We wonder, did the digger driver read the sign before removing the recommended plants for stabilising the dunes?

No longer can Coast Care folks continue educational talks to new groups of volunteers by stepping outside the pavilion to show these groups the wonderful native sand binding plants.

This is not a one-off incident. Regularly sand cleared off the lower carparks is dumped onto native pingao plants growing at the northern end of the carpark. The first time we complained (loudly), took along photos to the manager of the local contractor, but after a while realised it was a futile exercise.

All those who have been promoting Castlecliff as a great beach to visit for a swim, to watch the sunset or just enjoy a walk on the beach have the insult of sand, dead plant material and bits of rubbish that had accumulated around the Duncan Pavilion now just piled at the south end of the lower carpark.

Just imagine if the same contractors dug an extension to Virginia Lake and then left the dirt and silt sitting in that carpark? What an outcry there would be throughout Whanganui.

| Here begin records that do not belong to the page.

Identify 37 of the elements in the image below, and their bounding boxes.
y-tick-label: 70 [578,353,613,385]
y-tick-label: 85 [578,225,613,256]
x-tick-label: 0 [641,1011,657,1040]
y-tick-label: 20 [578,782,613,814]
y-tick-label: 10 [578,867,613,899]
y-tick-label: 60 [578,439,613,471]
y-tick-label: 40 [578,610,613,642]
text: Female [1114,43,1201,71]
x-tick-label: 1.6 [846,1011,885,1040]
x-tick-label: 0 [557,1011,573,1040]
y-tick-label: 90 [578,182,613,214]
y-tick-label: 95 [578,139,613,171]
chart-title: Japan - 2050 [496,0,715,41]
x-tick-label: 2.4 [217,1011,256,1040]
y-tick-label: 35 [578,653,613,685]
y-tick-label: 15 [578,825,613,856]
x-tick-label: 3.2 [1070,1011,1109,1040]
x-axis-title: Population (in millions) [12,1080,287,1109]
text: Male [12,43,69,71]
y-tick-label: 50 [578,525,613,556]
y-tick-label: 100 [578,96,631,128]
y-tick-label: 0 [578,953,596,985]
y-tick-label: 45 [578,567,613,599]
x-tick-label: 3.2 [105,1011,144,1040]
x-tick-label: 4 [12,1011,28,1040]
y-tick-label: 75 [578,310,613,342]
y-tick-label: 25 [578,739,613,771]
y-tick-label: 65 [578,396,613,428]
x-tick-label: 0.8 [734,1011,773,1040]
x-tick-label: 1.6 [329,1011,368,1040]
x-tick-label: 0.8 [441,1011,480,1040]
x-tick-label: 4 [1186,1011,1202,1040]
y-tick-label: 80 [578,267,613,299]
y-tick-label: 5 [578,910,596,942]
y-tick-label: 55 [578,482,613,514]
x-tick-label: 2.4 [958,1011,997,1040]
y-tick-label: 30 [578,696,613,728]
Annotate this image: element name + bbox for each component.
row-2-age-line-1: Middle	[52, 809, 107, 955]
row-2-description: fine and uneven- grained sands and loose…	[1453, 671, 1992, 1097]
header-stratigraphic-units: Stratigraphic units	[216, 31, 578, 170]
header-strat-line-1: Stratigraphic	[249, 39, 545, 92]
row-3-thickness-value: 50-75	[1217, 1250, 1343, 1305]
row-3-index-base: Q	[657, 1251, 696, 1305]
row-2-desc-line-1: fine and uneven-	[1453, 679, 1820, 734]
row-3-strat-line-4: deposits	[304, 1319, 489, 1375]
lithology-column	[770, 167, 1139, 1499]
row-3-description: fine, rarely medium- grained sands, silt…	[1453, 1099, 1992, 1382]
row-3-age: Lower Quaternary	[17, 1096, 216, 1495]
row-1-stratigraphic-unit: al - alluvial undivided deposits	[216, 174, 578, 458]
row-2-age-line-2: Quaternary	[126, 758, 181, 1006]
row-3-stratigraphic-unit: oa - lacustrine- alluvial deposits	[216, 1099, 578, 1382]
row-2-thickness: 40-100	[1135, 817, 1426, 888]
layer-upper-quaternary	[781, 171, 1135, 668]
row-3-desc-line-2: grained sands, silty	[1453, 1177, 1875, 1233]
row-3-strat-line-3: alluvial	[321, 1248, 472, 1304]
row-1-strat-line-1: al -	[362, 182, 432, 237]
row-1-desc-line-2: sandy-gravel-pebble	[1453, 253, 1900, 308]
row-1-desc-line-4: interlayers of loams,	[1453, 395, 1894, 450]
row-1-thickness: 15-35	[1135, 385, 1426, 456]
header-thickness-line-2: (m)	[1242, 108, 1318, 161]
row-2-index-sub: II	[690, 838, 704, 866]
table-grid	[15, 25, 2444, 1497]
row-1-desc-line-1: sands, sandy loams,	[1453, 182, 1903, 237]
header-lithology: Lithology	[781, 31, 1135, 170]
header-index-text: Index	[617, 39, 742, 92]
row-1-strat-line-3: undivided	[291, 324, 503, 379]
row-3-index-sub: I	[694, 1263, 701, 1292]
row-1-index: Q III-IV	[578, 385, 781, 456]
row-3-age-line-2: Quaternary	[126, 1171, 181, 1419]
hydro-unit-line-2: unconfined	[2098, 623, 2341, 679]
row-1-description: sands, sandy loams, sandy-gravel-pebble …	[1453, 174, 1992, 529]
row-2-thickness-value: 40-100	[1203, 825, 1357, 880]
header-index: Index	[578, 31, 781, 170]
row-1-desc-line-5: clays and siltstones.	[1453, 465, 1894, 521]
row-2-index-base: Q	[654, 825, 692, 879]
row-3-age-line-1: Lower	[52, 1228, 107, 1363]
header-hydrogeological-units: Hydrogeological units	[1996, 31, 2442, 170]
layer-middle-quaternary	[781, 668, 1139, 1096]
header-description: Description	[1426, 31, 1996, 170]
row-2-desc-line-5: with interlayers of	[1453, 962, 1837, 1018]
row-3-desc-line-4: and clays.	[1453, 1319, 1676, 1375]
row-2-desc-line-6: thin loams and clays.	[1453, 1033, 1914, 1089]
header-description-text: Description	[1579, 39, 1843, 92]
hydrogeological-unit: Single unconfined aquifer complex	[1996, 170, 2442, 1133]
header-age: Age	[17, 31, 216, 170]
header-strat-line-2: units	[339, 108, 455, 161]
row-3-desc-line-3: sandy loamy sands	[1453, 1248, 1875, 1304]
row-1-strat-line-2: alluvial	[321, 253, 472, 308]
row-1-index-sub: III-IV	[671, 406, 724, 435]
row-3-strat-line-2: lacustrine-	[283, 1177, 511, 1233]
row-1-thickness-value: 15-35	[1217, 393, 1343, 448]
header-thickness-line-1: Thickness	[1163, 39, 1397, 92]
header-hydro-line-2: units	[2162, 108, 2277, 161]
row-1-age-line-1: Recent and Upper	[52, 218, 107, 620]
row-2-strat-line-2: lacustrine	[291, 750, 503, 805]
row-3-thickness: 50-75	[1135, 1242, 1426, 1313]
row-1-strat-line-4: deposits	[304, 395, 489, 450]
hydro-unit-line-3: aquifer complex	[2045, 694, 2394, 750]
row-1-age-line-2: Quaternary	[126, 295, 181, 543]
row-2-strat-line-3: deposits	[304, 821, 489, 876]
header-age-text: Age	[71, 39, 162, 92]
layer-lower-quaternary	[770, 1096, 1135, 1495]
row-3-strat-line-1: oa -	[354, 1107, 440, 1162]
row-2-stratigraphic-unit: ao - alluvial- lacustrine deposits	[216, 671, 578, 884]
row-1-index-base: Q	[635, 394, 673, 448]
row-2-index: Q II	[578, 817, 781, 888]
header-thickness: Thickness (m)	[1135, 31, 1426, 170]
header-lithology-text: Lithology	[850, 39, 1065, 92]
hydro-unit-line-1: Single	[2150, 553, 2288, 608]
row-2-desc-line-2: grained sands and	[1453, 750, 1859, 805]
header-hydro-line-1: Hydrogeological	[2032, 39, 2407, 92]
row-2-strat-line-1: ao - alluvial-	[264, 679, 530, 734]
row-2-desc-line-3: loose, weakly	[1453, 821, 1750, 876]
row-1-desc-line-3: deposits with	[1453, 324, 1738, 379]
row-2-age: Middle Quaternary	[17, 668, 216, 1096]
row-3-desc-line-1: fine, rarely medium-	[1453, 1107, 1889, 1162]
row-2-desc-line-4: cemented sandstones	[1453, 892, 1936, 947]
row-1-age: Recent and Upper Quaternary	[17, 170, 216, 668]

Seaweek, held recently, is a national event that is well supported here in Whanganui. Staff and volunteers from the museum, Sarjeant Gallery, DoC, Horizons, Castlecliff Coast Care and Earlham College provide educational sessions for school children. Other people participate in beach clean-ups organised by several groups. Also a family beach sculpture afternoon is organised by Progress Castlecliff's Coast Care group.


Thanks to all those who care enough about our coastal environment to get involved, especially those providing educational opportunities for our young ones, for that may bring the attitudinal changes required.

- Graham and Lyn Pearson are Sustainable Whanganui Trustees and active in Castlecliff Coast Care.